Olive Morrell, born Olive Miller (1877–1937), was an English actress, singer and Gaiety Girl best known for her roles in Edwardian musical comedies.

==Early life==
Morrell was born in Highbury in 1877 and grew up in Highgate, near London. A singing teacher introduced her to theatrical producer George Edwardes, which led to roles at the Gaiety Theatre, London.

==Career==
Morrell played roles in the Edwardian musical comedies A Greek Slave (1898–1899), San Toy (1900), A Country Girl (1902–1904), The Catch of the Season (1904–1906), Sergeant Brue (1904), Under a Panama (1904), The Talk of the Town (1905), and The Spring Chicken (1905). She appeared in a benefit performance of Gilbert and Sullivan's Trial by Jury in 1906.
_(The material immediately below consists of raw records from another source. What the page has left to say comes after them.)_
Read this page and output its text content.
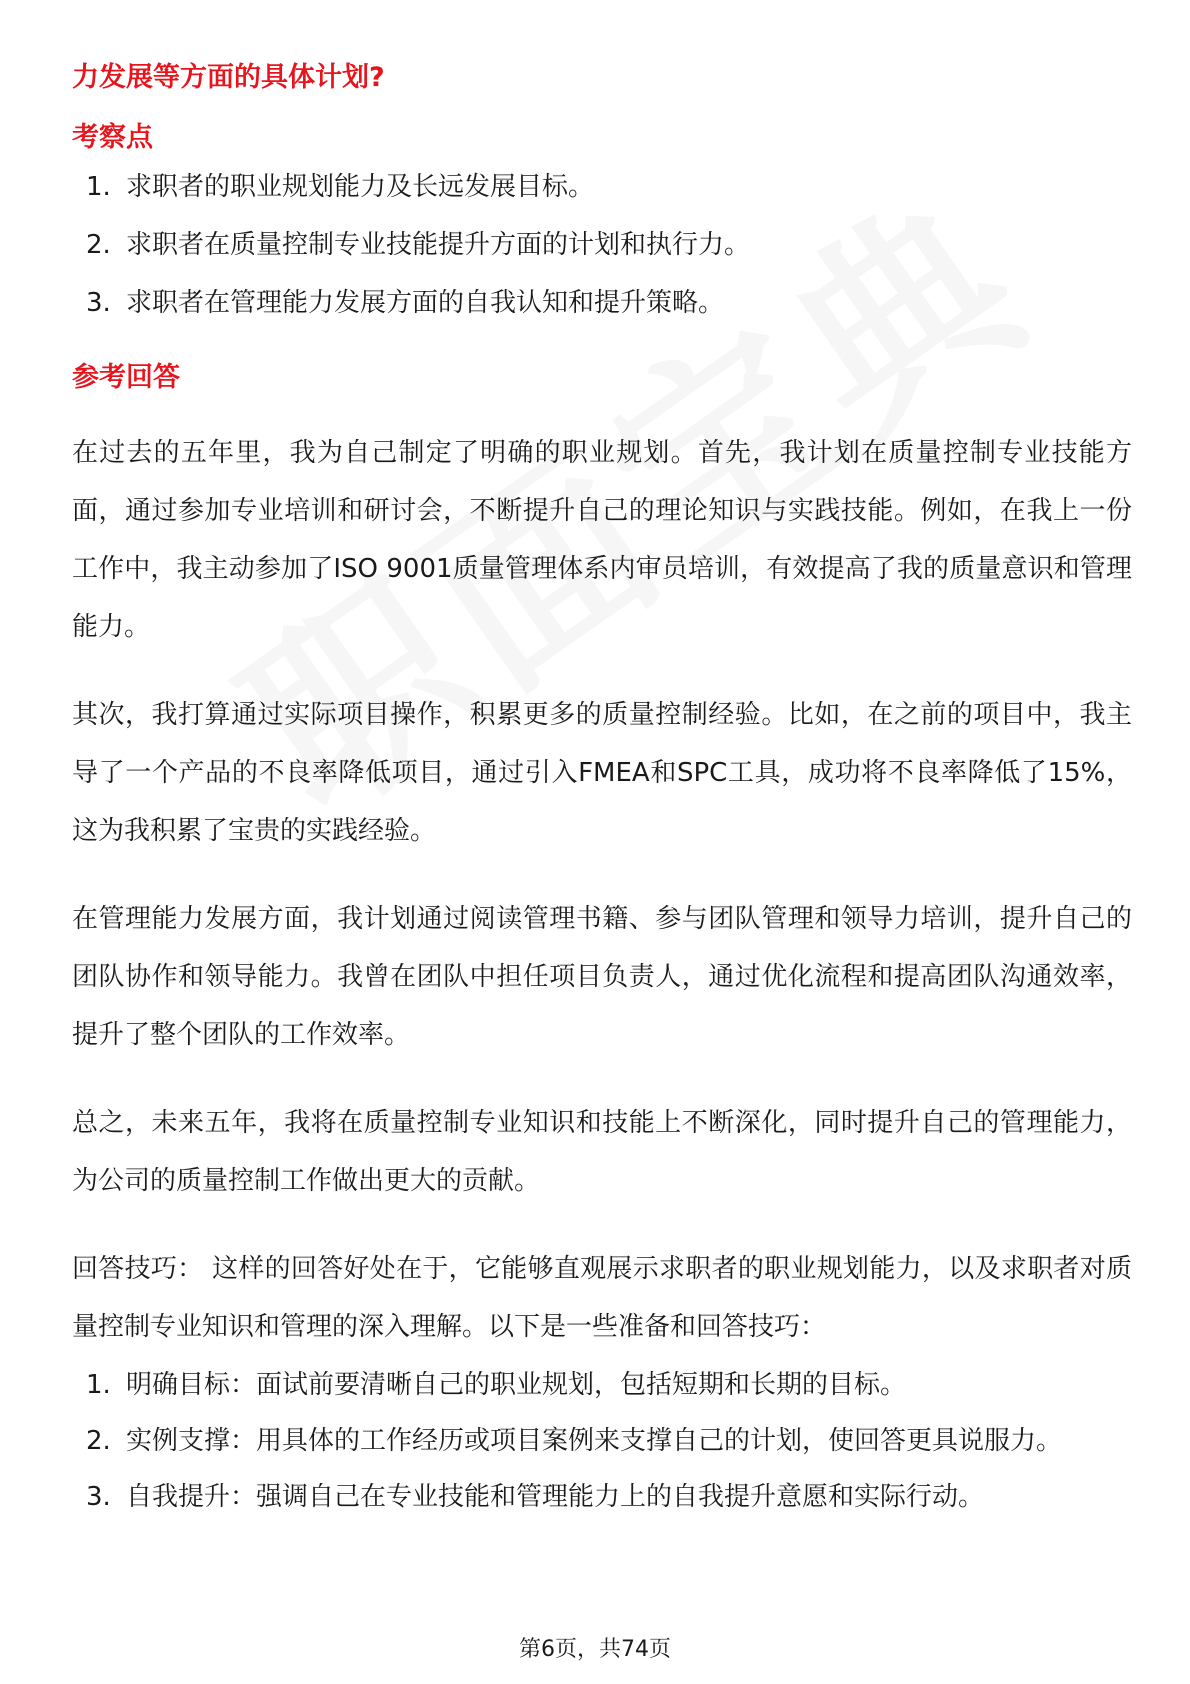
力发展等方面的具体计划?

考察点

1. 求职者的职业规划能力及长远发展目标。
2. 求职者在质量控制专业技能提升方面的计划和执行力。
3. 求职者在管理能力发展方面的自我认知和提升策略。

参考回答

在过去的五年里，我为自己制定了明确的职业规划。首先，我计划在质量控制专业技能方面，通过参加专业培训和研讨会，不断提升自己的理论知识与实践技能。例如，在我上一份工作中，我主动参加了ISO 9001质量管理体系内审员培训，有效提高了我的质量意识和管理能力。

其次，我打算通过实际项目操作，积累更多的质量控制经验。比如，在之前的项目中，我主导了一个产品的不良率降低项目，通过引入FMEA和SPC工具，成功将不良率降低了15%，这为我积累了宝贵的实践经验。

在管理能力发展方面，我计划通过阅读管理书籍、参与团队管理和领导力培训，提升自己的团队协作和领导能力。我曾在团队中担任项目负责人，通过优化流程和提高团队沟通效率，提升了整个团队的工作效率。

总之，未来五年，我将在质量控制专业知识和技能上不断深化，同时提升自己的管理能力，为公司的质量控制工作做出更大的贡献。

回答技巧： 这样的回答好处在于，它能够直观展示求职者的职业规划能力，以及求职者对质量控制专业知识和管理的深入理解。以下是一些准备和回答技巧：

1. 明确目标：面试前要清晰自己的职业规划，包括短期和长期的目标。
2. 实例支撑：用具体的工作经历或项目案例来支撑自己的计划，使回答更具说服力。
3. 自我提升：强调自己在专业技能和管理能力上的自我提升意愿和实际行动。
第6页，共74页
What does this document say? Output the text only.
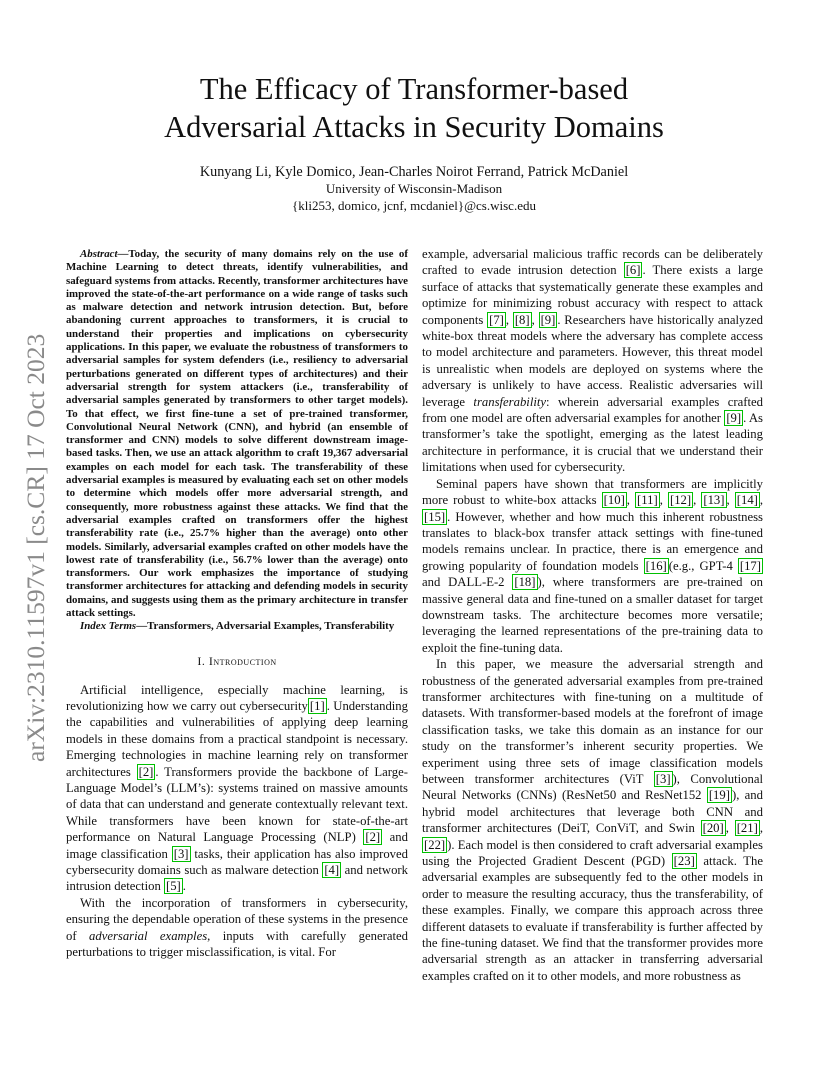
The Efficacy of Transformer-based
Adversarial Attacks in Security Domains
Kunyang Li, Kyle Domico, Jean-Charles Noirot Ferrand, Patrick McDaniel
University of Wisconsin-Madison
{kli253, domico, jcnf, mcdaniel}@cs.wisc.edu
arXiv:2310.11597v1 [cs.CR] 17 Oct 2023

Abstract—Today, the security of many domains rely on the use of Machine Learning to detect threats, identify vulnerabilities, and safeguard systems from attacks. Recently, transformer architectures have improved the state-of-the-art performance on a wide range of tasks such as malware detection and network intrusion detection. But, before abandoning current approaches to transformers, it is crucial to understand their properties and implications on cybersecurity applications. In this paper, we evaluate the robustness of transformers to adversarial samples for system defenders (i.e., resiliency to adversarial perturbations generated on different types of architectures) and their adversarial strength for system attackers (i.e., transferability of adversarial samples generated by transformers to other target models). To that effect, we first fine-tune a set of pre-trained transformer, Convolutional Neural Network (CNN), and hybrid (an ensemble of transformer and CNN) models to solve different downstream image-based tasks. Then, we use an attack algorithm to craft 19,367 adversarial examples on each model for each task. The transferability of these adversarial examples is measured by evaluating each set on other models to determine which models offer more adversarial strength, and consequently, more robustness against these attacks. We find that the adversarial examples crafted on transformers offer the highest transferability rate (i.e., 25.7% higher than the average) onto other models. Similarly, adversarial examples crafted on other models have the lowest rate of transferability (i.e., 56.7% lower than the average) onto transformers. Our work emphasizes the importance of studying transformer architectures for attacking and defending models in security domains, and suggests using them as the primary architecture in transfer attack settings.

Index Terms—Transformers, Adversarial Examples, Transferability

I. Introduction

Artificial intelligence, especially machine learning, is revolutionizing how we carry out cybersecurity [1] . Understanding the capabilities and vulnerabilities of applying deep learning models in these domains from a practical standpoint is necessary. Emerging technologies in machine learning rely on transformer architectures [2] . Transformers provide the backbone of Large-Language Model’s (LLM’s): systems trained on massive amounts of data that can understand and generate contextually relevant text. While transformers have been known for state-of-the-art performance on Natural Language Processing (NLP) [2] and image classification [3] tasks, their application has also improved cybersecurity domains such as malware detection [4] and network intrusion detection [5] .

With the incorporation of transformers in cybersecurity, ensuring the dependable operation of these systems in the presence of adversarial examples, inputs with carefully generated perturbations to trigger misclassification, is vital. For

example, adversarial malicious traffic records can be deliberately crafted to evade intrusion detection [6] . There exists a large surface of attacks that systematically generate these examples and optimize for minimizing robust accuracy with respect to attack components [7] , [8] , [9] . Researchers have historically analyzed white-box threat models where the adversary has complete access to model architecture and parameters. However, this threat model is unrealistic when models are deployed on systems where the adversary is unlikely to have access. Realistic adversaries will leverage transferability: wherein adversarial examples crafted from one model are often adversarial examples for another [9] . As transformer’s take the spotlight, emerging as the latest leading architecture in performance, it is crucial that we understand their limitations when used for cybersecurity.

Seminal papers have shown that transformers are implicitly more robust to white-box attacks [10] , [11] , [12] , [13] , [14] , [15] . However, whether and how much this inherent robustness translates to black-box transfer attack settings with fine-tuned models remains unclear. In practice, there is an emergence and growing popularity of foundation models [16] (e.g., GPT-4 [17] and DALL-E-2 [18] ), where transformers are pre-trained on massive general data and fine-tuned on a smaller dataset for target downstream tasks. The architecture becomes more versatile; leveraging the learned representations of the pre-training data to exploit the fine-tuning data.

In this paper, we measure the adversarial strength and robustness of the generated adversarial examples from pre-trained transformer architectures with fine-tuning on a multitude of datasets. With transformer-based models at the forefront of image classification tasks, we take this domain as an instance for our study on the transformer’s inherent security properties. We experiment using three sets of image classification models between transformer architectures (ViT [3] ), Convolutional Neural Networks (CNNs) (ResNet50 and ResNet152 [19] ), and hybrid model architectures that leverage both CNN and transformer architectures (DeiT, ConViT, and Swin [20] , [21] , [22] ). Each model is then considered to craft adversarial examples using the Projected Gradient Descent (PGD) [23] attack. The adversarial examples are subsequently fed to the other models in order to measure the resulting accuracy, thus the transferability, of these examples. Finally, we compare this approach across three different datasets to evaluate if transferability is further affected by the fine-tuning dataset. We find that the transformer provides more adversarial strength as an attacker in transferring adversarial examples crafted on it to other models, and more robustness as
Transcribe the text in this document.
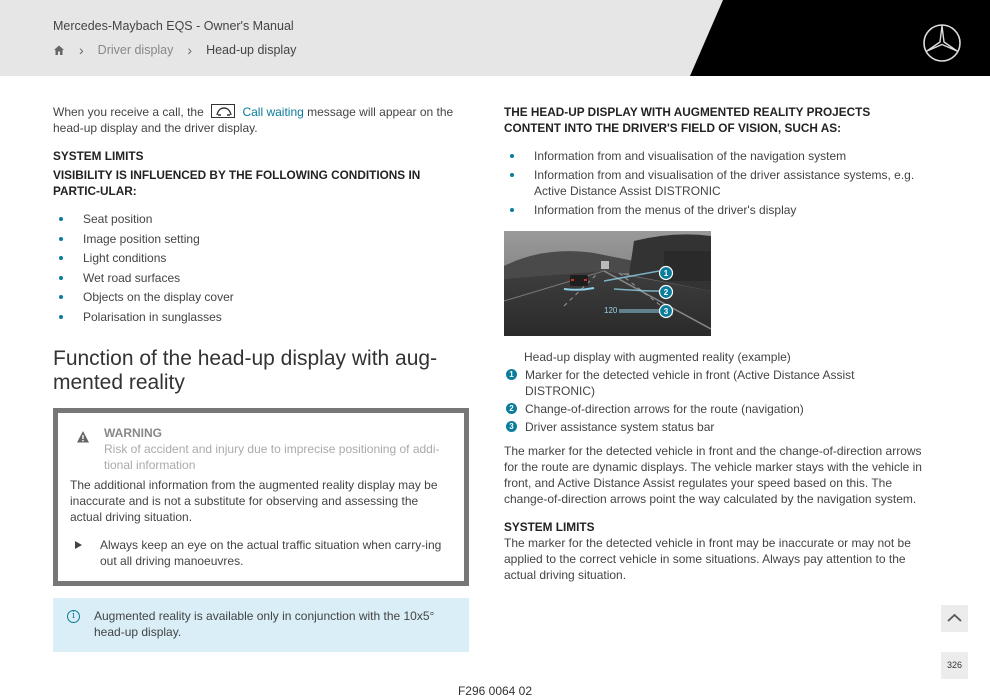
Mercedes-Maybach EQS - Owner's Manual
› Driver display › Head-up display

When you receive a call, the	Call waiting message will appear on the head-up display and the driver display.

SYSTEM LIMITS
VISIBILITY IS INFLUENCED BY THE FOLLOWING CONDITIONS IN PARTIC-ULAR:
Seat position
Image position setting
Light conditions
Wet road surfaces
Objects on the display cover
Polarisation in sunglasses
Function of the head-up display with aug-mented reality
WARNING
Risk of accident and injury due to imprecise positioning of addi-tional information

The additional information from the augmented reality display may be inaccurate and is not a substitute for observing and assessing the actual driving situation.

Always keep an eye on the actual traffic situation when carry-ing out all driving manoeuvres.
i	Augmented reality is available only in conjunction with the 10x5° head-up display.
THE HEAD-UP DISPLAY WITH AUGMENTED REALITY PROJECTS CONTENT INTO THE DRIVER'S FIELD OF VISION, SUCH AS:
Information from and visualisation of the navigation system
Information from and visualisation of the driver assistance systems, e.g. Active Distance Assist DISTRONIC
Information from the menus of the driver's display
120
1
2
3
Head-up display with augmented reality (example)
1 Marker for the detected vehicle in front (Active Distance Assist DISTRONIC)
2 Change-of-direction arrows for the route (navigation)
3 Driver assistance system status bar

The marker for the detected vehicle in front and the change-of-direction arrows for the route are dynamic displays. The vehicle marker stays with the vehicle in front, and Active Distance Assist regulates your speed based on this. The change-of-direction arrows point the way calculated by the navigation system.

SYSTEM LIMITS

The marker for the detected vehicle in front may be inaccurate or may not be applied to the correct vehicle in some situations. Always pay attention to the actual driving situation.

326
F296 0064 02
As a Gaiety Girl, Morrell's appearance and gowns were at least as reviewed as her talents, and she was a popular subject for photo postcards. In 1904, Morrell defended actresses from criticism by writer Marie Corelli, writing: "Actresses are not more extravagant than other people."

She toured as a performer in musicals and pantomime in Australia for six months in the 1906–1907 season. The press interest in her appearance continued: "She is distinctly English, with her lovely complexion of milk and roses, a skin as fine as a baby's, straight delicate features, and good grey eyes", wrote one interviewer in a Melbourne newspaper, continuing to describe her teeth ("perfect"), her smile ("bewitching"), her eyebrows, her hair, her height, and her dress. In the same 1906 interview, Morrell said:
"If any girl has any ability for the stage, I never blame her for going on. ... It is really the best thing a woman can do, and now there is a very much better class upon the stage. Managers have realized, I think, that a girl who is decently educated and nicely brought up is quicker to understand and learn, and also that she generally makes a better impression than the comparatively uneducated girl."

==Personal life==
Morrell married Australian politician Willie Kelly in 1908, in London. In 1909 the couple had a daughter, Mary Wentworth Kelly, and in 1911 they were living with four servants in Knightsbridge in London. When they separated, Morrell moved back to England with their daughter.

Morrell died in Hampstead in London in 1937.